Biomolecular Condensates defined by Receptor Independent Activator of G protein Signaling: Properties and Regulation

Abstract

ABSTRACTActivator of G-protein Signaling 3 (AGS3), a receptor independent activator of G-protein signaling, oscillates among different subcellular compartments in a regulated manner including punctate entities referred to as biomolecular condensates (BMCs). The dynamics of the AGS3 oscillation and the specific subcompartment within the cell is intimately related to the functional diversity of the protein.

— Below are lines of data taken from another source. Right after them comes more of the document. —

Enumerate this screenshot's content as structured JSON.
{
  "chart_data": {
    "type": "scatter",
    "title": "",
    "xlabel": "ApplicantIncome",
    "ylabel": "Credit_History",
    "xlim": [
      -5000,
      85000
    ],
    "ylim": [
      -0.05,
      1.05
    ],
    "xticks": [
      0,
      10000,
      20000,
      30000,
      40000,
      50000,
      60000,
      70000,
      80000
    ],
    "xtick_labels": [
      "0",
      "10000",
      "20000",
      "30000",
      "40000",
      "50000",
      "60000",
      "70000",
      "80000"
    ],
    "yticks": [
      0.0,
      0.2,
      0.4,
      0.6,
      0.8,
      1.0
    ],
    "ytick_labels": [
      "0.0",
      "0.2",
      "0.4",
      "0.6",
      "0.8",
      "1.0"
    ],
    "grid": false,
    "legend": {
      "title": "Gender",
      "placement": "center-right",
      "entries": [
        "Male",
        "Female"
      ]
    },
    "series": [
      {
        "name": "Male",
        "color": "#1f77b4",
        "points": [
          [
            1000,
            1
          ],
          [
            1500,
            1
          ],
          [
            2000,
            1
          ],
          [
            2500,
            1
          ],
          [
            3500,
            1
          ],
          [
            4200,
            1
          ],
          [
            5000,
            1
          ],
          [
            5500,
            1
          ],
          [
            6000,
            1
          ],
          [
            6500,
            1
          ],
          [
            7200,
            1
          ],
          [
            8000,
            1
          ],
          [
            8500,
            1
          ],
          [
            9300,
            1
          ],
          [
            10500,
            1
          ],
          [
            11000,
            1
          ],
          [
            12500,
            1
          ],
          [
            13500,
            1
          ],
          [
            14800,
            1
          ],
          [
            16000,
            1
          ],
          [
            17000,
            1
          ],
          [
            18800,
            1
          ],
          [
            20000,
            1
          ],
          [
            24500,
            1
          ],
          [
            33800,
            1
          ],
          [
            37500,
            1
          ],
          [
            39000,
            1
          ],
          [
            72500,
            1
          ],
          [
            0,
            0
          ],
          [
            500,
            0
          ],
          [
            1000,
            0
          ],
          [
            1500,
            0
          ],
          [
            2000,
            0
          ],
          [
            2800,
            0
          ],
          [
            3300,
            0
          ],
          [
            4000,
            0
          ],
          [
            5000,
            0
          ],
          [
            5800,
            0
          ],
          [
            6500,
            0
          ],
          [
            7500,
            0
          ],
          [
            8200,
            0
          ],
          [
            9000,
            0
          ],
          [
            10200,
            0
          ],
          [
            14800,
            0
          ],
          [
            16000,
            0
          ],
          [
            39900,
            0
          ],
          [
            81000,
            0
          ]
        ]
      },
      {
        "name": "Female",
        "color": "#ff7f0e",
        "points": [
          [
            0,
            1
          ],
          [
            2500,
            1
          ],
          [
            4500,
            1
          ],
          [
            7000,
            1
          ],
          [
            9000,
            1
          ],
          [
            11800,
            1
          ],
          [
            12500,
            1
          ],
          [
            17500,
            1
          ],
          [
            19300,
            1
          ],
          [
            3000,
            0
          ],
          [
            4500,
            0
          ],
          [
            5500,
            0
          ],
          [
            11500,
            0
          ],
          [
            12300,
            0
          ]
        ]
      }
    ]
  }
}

To further address the properties and regulation of AGS3 BMCs, we asked initial questions regarding a) the distribution of AGS3 across the broader BMC landscape with and without cellular stress, and b) the core material properties of these punctate structures. Cellular stress (oxidative, pHi, thermal) induced the formation of AGS3 BMCs in two cell lines (Hela, COS7) as determined by fluorescent microscopy. The AGS3-BMCs generated in response to oxidative stress were distinct from stress granules (SG) as defined by the SG marker protein G3BP1 and RNA processing BMCs defined by the P-body protein Dcp1a. Immunoblots of fractionated cell lysates indicated that cellular stress shifted AGS3 to the membrane pellet fraction, whereas the protein markers for stress granules (G3BP1) SG- BMCs remained in the supernatant. We next asked if the formation of the stress-induced AGS3 BMCs was regulated by protein binding partners involved with signal processing. The stress-induced generation of AGS3 BMCs was regulated by the signaling protein Gαi3, but not by the AGS3 binding partner DVL2. Finally, we addressed the fluidity or rigidity of the stress-induced AGS3-BMCs using fluorescent recovery following photobleaching of individual AGS3-BMCs. The AGS3-BMCs indicated distinct diffusion kinetics that were consistent with restricted mobility of AGS3 within the stress-induced AGS3-BMCs. These data suggest that AGS3 BMCs represents a distinct class of stress granules that define a new type of BMC that may serve as previously unappreciated signal processing nodes.Summary statementAGS3 assembles into distinct biomolecular condensates in response to cell stress and this assembly is selectively regulated by AGS3 binding partners involved in signal transduction within the cell.